ARG – Pablo remembers where it started
ISTANBUL (FIBA World Championship) – Watching Pablo Prigioni run pick and rolls with Luis Scola is the FIBA version of Stockton to Malone, everyone knows it is happening but no one can stop it. Canada coach Leo Rautins called him the best point guard in the tournament, but for Pablo Prigioni playing at the FIBA World Championship is just a ...
ISTANBUL (FIBA World Championship) – Watching Pablo Prigioni run pick and rolls with Luis Scola is the FIBA version of Stockton to Malone, everyone knows it is happening but no one can stop it.
Canada coach Leo Rautins called him the best point guard in the tournament, but for Pablo Prigioni playing at the FIBA World Championship is just a continuation of his love of basketball that began long ago. “I was four years old,” he reminisced.
“It was at the social place in my small city in Argentina, where we can practice basketball, tennis, soccer, we can do everything inside. I decided to try basketball.”
Not surprisingly, given his feel for the game, the sport came naturally to Prigioni from the beginning. “Oh yes, I enjoy it a lot from four years until 12 or 13, when I really wanted to play soccer for a little while. But I live all the time with basketball, and I think as you start to grow up you feel that you really want to play (professionally).”
The 186cm point guard made his international debut at the 2003 South America Championship, and first stepped out on the world stage at the 2006 FIBA World Championship in Japan, backing up Pepe Sanchez and handing out 2.6apg in little more than 12 minutes per contest.
Following Sanchez’s retirement from international play he got his chance as a starter at the Beijing Olympics, and that is where the world first saw the devastating Prigioni-Scola pick and roll.
He chuckled when asked when he ran his first ever pick and roll. “I don’t remember,” he laughed. “But I start to do more when I start to be a professional, I start to learn how to play that move, especially with Luis in Tau (Ceramica).”
Why is it so effective? “I don’t know,” he shook his head, blushing a little at the comparison with Stockton and Malone.
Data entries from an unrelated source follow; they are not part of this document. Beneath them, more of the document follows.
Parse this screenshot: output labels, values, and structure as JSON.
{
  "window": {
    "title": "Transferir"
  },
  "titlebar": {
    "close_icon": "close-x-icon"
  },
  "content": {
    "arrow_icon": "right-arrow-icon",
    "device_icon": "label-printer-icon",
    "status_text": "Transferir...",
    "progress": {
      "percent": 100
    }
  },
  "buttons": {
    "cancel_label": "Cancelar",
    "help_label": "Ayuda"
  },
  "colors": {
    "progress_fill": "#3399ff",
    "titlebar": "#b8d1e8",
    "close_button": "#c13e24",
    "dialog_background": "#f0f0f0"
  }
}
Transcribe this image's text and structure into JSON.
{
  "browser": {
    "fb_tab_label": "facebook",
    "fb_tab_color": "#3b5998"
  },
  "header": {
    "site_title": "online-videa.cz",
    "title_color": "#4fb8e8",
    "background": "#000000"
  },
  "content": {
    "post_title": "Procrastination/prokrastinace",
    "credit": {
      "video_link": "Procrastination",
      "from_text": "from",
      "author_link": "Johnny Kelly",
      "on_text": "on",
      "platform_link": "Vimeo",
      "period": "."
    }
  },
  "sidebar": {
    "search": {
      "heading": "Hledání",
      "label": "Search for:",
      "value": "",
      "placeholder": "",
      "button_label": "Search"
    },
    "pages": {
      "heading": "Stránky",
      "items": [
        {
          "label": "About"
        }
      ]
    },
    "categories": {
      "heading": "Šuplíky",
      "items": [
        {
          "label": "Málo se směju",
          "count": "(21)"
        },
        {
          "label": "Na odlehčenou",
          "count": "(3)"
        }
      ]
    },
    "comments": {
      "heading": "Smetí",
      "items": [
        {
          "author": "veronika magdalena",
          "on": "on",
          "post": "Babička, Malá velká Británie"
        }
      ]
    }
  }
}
“I think that happens if you play a lot of years with the same teammate, then you start to know him a lot, he knows you a lot, and it’s practice. Repeat this move one, two, three times every day and you recognise where the advantage is.”
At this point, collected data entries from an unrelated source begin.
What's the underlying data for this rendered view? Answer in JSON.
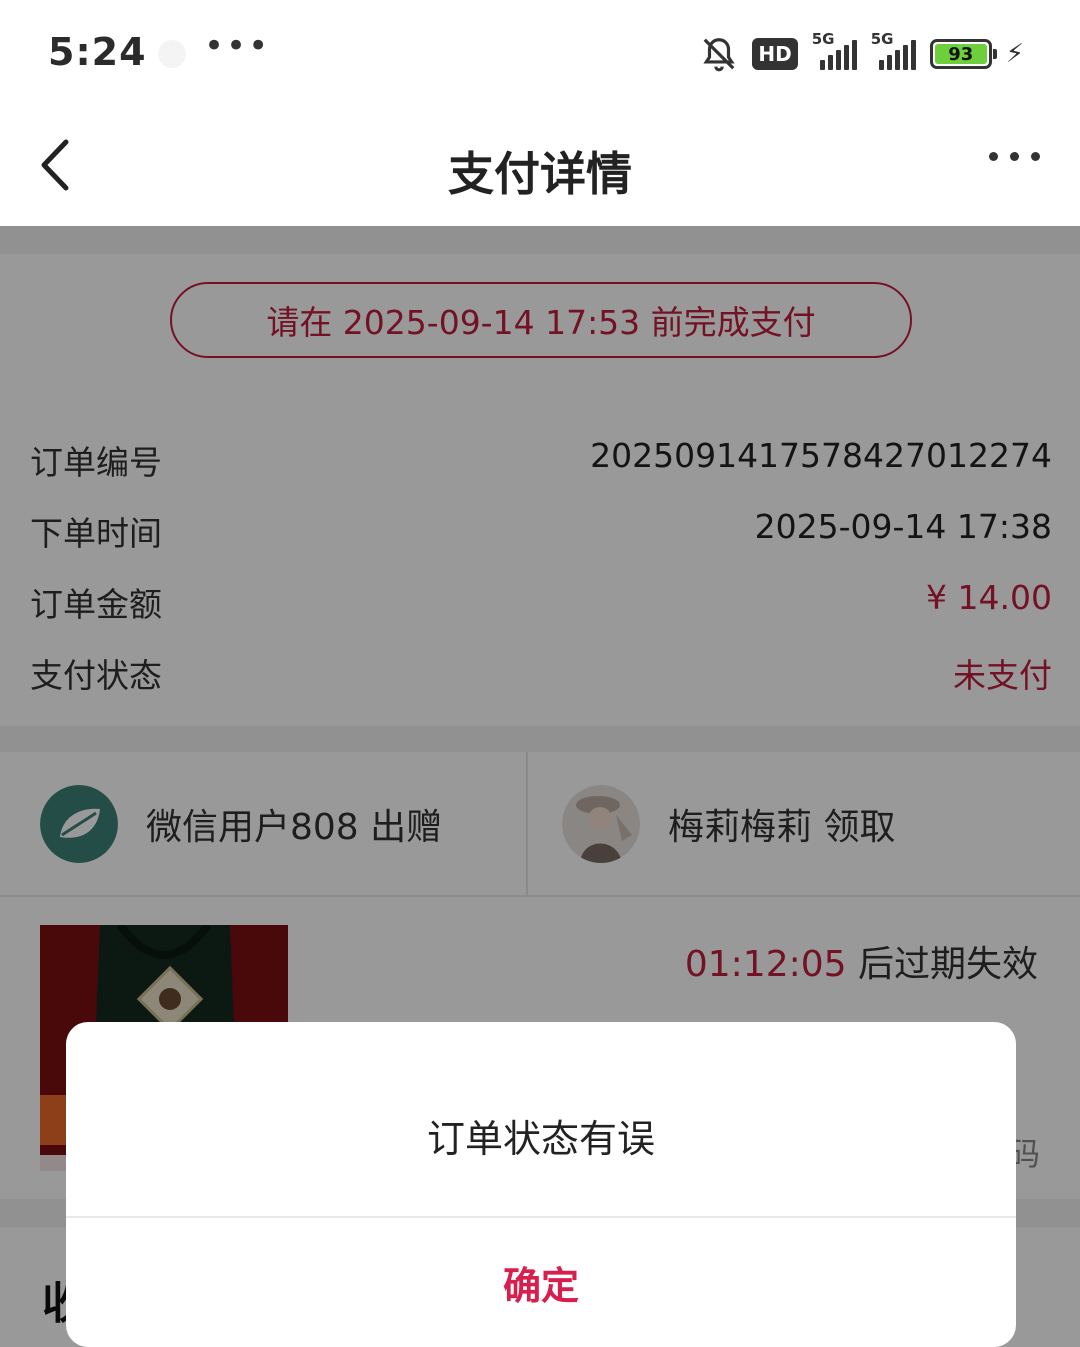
{
  "status_bar": {
    "time": "5:24",
    "more": "•••",
    "hd": "HD",
    "sim1": "5G",
    "sim2": "5G",
    "battery": "93"
  },
  "nav": {
    "title": "支付详情"
  },
  "order": {
    "deadline_text": "请在 2025-09-14 17:53 前完成支付",
    "rows": [
      {
        "label": "订单编号",
        "value": "2025091417578427012274"
      },
      {
        "label": "下单时间",
        "value": "2025-09-14 17:38"
      },
      {
        "label": "订单金额",
        "value": "¥ 14.00"
      },
      {
        "label": "支付状态",
        "value": "未支付"
      }
    ]
  },
  "users": {
    "giver": "微信用户808 出赠",
    "receiver": "梅莉梅莉 领取"
  },
  "product": {
    "countdown": "01:12:05",
    "expire_suffix": " 后过期失效",
    "code_peek": "码"
  },
  "bottom": {
    "title_peek": "收"
  },
  "dialog": {
    "message": "订单状态有误",
    "confirm": "确定"
  },
  "colors": {
    "accent": "#c21f3e",
    "confirm": "#d81e4e"
  }
}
That advantage will be crucial in the Quarter Final against Lithuania (available live on FIBATV.com), but Prigioni believes it is the commitment to defence that will get his country through to their fifth straight Semi Final in world competitions.
“I think they have excellent players, all Lithuania players are aggressive with their shooting,” he said. “Whatever rules we are going to put on defence, we must do it with 100% heart. If you take any decision, if you do it 100% for sure it is going to work. If you take an excellent decision but do it 50%, for sure it won’t work.”
It is an answer that goes back to his young days playing at the community centre near Rio Tercero, playing with his heart and enjoying the game he loves. And that is exactly the advice he has for youngsters playing basketball back home in Argentina.
“Just try to enjoy the game, try to make friends with this game, I think that is most important,” he said. “And if the destiny has something for them, something special like playing professionally or for their country, or winning a lot of championships, that will be their destiny.”